Age ratings assess content category but say nothing about community risk, data privacy practices for minors, in-app purchasing mechanics, or whether the app uses design patterns specifically engineered to create compulsive use in children. A 2019 New York Times investigation found many popular children’s apps violated COPPA while displaying age-appropriate ratings — the self-reporting system made violations impossible to detect before download.

What is a safer alternative to app store ratings for phones for kids?

The safer alternative is a phones for kids platform with a curated app library that has been reviewed by child safety experts on multiple dimensions: community risk, data privacy practices, in-app purchasing mechanics, and actual content in use rather than developer description. When the review is done by people whose job is child safety rather than by the app developer, the resulting library provides a meaningfully different level of assurance.

How often should parents audit apps on their child’s phone?

Quarterly audits are a reasonable starting point — children accumulate apps, and apps that were approved at installation may have added features or changed their content policies since. During each audit, check what data the app is collecting in the privacy disclosure, whether any new community features have been added, and whether there are in-app purchases that weren’t present at original review.

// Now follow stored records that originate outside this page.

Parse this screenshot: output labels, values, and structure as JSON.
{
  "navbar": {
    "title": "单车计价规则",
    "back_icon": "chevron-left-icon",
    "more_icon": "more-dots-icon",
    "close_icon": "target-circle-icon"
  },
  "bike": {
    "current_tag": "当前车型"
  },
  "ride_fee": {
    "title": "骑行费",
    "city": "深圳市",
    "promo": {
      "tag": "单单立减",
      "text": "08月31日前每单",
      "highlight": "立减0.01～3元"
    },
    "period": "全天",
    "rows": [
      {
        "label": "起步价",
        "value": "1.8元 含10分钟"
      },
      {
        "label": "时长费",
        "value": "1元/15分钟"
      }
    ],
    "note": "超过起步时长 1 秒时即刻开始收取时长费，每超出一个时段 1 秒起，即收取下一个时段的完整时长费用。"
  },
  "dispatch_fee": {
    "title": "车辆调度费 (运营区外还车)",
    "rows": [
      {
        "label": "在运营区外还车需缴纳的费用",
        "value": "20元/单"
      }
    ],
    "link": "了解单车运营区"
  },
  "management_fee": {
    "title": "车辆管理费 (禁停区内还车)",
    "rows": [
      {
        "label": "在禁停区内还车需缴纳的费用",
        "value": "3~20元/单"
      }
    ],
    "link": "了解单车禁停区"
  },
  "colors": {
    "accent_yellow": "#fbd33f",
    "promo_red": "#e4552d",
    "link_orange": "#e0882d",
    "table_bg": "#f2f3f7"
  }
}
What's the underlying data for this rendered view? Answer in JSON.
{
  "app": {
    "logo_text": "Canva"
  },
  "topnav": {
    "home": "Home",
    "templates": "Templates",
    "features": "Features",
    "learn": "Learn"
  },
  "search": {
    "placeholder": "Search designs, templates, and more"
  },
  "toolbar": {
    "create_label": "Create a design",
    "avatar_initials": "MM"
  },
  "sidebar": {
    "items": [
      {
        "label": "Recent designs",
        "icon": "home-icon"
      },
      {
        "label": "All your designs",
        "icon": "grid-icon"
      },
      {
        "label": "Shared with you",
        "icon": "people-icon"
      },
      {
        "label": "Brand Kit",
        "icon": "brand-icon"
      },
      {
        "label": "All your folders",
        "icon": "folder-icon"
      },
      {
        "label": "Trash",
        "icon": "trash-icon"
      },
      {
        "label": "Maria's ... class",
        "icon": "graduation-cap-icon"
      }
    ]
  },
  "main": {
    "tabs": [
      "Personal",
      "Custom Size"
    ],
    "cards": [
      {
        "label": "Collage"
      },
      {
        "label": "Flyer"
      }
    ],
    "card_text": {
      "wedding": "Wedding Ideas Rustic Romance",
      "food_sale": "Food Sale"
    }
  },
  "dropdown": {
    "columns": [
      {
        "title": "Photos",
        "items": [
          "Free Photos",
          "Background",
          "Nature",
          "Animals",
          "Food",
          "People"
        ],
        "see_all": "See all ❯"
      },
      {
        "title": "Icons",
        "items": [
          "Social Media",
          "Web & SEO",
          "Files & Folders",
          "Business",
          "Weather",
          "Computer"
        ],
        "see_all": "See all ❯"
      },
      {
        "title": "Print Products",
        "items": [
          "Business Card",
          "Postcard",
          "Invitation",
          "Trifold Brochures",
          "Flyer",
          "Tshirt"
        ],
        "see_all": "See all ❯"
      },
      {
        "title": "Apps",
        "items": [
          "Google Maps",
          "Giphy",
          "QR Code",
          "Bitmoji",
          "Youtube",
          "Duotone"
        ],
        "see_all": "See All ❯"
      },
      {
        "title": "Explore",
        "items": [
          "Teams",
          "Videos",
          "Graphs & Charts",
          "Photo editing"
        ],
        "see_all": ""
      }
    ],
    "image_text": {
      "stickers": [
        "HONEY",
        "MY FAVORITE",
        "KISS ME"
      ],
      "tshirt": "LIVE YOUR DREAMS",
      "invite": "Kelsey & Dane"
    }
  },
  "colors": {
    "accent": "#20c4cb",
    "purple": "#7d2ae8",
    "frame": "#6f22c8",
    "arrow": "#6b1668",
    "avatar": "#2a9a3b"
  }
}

The Standard That Actually Protects

There are two ways to approach kids app safety. The first is reviewing each app individually against limited information available on the app store. The second is choosing a device where that review has already been done by people whose job is child safety.

The families who’ve made the second choice aren’t auditing apps. They’re spending that time on something else.

Their children’s devices contain apps that have been reviewed on the dimensions that actually matter for child safety: not just content, but community risk, data privacy, and behavioral design. That’s a different level of assurance than the app developer telling you their app is for ages 4 and up.